Hope for Second Mortgage Holders
The Treasury Department yesterday released its new improved “Making Home Affordable” (MHA) program that will now offer assistance for second mortgages, such as home equity loans, in addition to assistance with first mortgages. The administration announced the MHA in February and released the details in early March. Tuesday’s announcement addressed the expansion of MHA as well as more support for the Hope for Homeowners program. Treasury estimates that 50 percent of “at risk” mortgages also have second liens. Under the new program, both first and second mortgages would be modified “in tandem.” Interest rates on second loans would be reduced to one percent, unless they are interest-only loans, in which cases the rate would be two percent.
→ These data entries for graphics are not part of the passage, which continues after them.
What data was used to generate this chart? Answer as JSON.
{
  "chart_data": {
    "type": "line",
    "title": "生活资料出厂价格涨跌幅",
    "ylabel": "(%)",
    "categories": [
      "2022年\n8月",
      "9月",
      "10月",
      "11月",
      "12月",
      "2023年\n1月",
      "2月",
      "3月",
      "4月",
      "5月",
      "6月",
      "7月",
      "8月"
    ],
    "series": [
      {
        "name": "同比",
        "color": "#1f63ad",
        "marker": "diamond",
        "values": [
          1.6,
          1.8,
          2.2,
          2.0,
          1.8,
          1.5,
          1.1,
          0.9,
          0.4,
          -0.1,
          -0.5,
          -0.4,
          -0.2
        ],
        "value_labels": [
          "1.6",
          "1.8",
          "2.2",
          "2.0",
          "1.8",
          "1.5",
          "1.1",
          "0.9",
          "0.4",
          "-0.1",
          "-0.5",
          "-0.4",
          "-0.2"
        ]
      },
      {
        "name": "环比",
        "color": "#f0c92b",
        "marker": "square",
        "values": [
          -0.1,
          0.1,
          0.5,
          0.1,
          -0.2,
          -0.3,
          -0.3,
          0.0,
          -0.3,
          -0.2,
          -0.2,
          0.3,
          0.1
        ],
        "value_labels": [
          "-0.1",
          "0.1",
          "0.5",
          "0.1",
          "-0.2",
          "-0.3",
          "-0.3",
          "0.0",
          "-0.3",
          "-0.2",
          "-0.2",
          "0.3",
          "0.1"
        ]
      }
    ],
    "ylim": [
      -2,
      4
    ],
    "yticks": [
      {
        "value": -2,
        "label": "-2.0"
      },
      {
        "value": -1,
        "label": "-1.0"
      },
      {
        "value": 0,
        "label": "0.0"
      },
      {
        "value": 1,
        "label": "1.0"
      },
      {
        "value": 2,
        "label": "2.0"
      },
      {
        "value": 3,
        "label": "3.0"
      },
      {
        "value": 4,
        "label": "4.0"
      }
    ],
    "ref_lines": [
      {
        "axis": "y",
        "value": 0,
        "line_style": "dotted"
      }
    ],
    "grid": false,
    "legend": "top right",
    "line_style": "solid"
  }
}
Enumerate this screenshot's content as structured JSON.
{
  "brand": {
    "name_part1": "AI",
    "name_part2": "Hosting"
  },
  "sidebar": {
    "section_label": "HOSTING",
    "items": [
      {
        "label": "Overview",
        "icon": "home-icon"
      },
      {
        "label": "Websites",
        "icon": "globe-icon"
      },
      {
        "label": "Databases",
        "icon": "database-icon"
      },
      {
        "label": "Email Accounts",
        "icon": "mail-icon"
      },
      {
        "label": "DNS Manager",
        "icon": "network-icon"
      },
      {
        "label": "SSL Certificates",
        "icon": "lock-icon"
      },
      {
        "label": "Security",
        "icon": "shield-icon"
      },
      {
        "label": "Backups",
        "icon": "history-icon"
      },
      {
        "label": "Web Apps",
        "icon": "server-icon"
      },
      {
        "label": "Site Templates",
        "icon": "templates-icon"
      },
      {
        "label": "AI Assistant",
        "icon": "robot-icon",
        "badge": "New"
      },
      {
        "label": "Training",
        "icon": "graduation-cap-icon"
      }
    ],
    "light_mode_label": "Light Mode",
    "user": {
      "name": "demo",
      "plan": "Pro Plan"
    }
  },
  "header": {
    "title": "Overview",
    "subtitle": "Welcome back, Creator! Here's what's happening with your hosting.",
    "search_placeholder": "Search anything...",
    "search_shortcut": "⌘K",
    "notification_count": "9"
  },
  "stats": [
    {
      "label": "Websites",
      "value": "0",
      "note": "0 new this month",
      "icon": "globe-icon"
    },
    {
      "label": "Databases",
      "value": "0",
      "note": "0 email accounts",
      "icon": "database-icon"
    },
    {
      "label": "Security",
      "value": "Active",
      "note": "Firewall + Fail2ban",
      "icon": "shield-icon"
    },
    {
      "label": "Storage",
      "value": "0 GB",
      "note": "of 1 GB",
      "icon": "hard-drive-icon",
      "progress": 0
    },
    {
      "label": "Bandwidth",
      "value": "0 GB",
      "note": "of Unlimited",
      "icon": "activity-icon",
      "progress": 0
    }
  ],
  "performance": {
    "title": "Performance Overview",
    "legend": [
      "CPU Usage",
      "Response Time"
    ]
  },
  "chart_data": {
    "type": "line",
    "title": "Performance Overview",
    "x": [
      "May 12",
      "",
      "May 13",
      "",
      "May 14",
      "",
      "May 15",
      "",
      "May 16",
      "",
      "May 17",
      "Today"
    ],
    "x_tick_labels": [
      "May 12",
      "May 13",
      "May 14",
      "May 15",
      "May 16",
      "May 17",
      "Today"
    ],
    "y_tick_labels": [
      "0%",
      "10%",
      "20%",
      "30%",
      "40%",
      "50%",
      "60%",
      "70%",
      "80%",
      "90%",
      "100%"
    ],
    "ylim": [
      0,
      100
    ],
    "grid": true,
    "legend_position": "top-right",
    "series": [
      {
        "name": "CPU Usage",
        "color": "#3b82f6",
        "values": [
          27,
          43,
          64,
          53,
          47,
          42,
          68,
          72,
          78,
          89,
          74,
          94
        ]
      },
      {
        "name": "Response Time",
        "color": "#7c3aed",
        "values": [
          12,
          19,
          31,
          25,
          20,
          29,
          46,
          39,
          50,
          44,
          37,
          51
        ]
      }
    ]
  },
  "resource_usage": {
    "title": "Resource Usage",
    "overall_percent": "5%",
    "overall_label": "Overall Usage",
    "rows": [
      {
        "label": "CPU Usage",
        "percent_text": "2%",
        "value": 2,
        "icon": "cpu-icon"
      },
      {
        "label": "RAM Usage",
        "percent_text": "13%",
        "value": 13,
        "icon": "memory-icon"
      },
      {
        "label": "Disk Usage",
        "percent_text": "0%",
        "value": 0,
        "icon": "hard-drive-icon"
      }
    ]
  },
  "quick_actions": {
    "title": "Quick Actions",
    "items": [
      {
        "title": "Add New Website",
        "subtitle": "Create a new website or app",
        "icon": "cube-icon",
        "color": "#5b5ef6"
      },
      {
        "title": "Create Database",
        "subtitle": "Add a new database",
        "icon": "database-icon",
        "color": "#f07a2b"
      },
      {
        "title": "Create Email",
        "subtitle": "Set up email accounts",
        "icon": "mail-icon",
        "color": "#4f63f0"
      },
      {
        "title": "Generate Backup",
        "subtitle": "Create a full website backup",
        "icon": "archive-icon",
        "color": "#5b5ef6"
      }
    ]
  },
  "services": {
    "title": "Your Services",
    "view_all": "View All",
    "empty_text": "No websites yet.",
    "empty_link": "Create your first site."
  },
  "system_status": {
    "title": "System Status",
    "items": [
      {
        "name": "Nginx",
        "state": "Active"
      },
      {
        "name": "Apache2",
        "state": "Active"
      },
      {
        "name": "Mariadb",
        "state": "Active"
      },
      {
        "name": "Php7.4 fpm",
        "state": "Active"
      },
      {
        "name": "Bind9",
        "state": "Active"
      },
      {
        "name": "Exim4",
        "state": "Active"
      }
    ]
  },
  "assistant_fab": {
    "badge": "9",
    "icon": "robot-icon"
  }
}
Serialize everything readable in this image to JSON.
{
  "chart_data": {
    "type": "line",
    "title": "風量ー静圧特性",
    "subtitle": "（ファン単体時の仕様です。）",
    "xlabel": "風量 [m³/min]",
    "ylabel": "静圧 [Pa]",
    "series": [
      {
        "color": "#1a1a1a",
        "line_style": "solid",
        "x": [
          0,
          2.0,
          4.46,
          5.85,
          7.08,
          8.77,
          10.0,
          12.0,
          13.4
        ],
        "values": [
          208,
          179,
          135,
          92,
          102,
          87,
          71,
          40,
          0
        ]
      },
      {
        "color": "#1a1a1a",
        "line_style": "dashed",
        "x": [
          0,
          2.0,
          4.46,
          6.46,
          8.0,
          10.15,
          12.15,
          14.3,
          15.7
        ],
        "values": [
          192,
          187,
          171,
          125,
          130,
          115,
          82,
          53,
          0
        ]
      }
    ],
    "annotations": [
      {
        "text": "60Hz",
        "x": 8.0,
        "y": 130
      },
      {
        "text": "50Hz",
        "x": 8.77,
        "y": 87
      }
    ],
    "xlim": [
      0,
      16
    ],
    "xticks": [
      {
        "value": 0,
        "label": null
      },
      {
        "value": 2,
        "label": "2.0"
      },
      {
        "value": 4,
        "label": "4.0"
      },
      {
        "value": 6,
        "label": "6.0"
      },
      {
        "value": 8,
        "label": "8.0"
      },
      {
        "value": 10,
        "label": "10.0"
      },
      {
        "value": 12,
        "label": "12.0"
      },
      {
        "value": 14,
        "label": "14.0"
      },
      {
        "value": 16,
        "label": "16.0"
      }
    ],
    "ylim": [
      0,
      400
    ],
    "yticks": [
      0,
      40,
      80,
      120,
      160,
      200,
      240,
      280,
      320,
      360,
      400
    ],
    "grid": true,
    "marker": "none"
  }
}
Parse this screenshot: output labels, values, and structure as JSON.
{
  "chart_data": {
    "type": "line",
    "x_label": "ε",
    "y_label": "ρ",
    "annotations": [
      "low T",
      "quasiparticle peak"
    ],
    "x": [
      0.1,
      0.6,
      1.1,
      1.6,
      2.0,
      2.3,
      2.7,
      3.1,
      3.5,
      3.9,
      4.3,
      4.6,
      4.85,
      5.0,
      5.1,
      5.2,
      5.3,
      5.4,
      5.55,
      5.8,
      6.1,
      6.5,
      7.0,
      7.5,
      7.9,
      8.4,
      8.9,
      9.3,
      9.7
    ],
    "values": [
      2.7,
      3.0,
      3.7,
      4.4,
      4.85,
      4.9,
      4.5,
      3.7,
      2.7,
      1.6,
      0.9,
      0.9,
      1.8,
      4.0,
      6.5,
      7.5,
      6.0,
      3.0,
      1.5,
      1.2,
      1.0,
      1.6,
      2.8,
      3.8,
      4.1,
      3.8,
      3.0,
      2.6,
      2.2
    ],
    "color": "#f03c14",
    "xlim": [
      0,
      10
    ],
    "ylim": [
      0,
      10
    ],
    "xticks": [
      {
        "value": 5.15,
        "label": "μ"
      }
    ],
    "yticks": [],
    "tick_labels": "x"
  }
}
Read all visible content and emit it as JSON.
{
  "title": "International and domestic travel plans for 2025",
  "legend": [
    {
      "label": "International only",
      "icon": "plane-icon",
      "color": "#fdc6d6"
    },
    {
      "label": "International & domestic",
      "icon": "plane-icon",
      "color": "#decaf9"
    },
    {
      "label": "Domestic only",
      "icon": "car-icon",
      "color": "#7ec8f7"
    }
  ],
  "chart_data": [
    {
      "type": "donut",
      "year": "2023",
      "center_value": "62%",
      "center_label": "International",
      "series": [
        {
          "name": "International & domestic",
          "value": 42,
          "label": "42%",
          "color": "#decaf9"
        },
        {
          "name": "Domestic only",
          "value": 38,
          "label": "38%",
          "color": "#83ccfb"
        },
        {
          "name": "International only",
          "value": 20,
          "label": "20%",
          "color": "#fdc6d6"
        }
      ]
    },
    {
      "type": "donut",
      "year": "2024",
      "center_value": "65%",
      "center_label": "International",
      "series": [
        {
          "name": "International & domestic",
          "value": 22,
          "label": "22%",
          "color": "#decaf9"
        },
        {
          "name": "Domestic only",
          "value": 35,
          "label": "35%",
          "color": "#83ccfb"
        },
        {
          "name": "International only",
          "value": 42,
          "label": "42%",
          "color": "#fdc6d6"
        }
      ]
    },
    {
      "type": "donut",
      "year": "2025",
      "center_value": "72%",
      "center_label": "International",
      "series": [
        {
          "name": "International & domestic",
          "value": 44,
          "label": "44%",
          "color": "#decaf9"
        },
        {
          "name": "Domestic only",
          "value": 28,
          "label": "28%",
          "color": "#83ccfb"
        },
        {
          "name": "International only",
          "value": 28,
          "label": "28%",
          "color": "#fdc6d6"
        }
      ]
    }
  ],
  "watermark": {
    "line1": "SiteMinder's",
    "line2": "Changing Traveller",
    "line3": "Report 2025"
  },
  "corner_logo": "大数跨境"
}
The term of the modified second loan would be extended to match the term of the modified first mortgage. After five years, the interest rate on the second would be adjusted to the same rate as the modified first mortgage, and the second mortgage would be re-amortized over the remaining term at the higher rate. The MHA also includes “pay for success” incentives for servicers and borrowers similar to those announced for first mortgage relief.
The MHA will pull the Federal Housing Administration’s (FHA) Hope for Homeowners program under its umbrella so that servicers will be required to evaluate borrowers’ eligibility for the advantages of both programs. Twelve servicers have signed contracts to make modifications under the MHA. Under Hope for Homeowners, mortgage holders “accept a payoff below the current market value of the home, allowing the borrower to refinance into a new FHA-guaranteed loan.” Only 51 Hope for Homeowners programs have closed since October 2008.
The Treasury also addressed the administration’s support for legislation that would allow the FHA to reduce borrower’s fees; increase lender flexibility to refinance troubled loans; and permit borrowers with higher debt burdens to qualify for relief. The legislation, sponsored by Senate Banking Committee Chairman Chris Dodd (D-CT), has raised concerns with bondholders because of the “servicer safe harbor for mortgage loan modifications” section. Under this provision, servicers would be protected from legal liability should pooling and servicing contracts be violated during the course of making certain loan modifications. The House passed the provision last month along with cram-down language, and the Senate is due to take up the bill later this week. We are hearing that although the Senate bill does not include the cramdown language, neither Sen. Dodd nor Sen. Dick Durbin (D-IL) is likely to offer it as an amendment.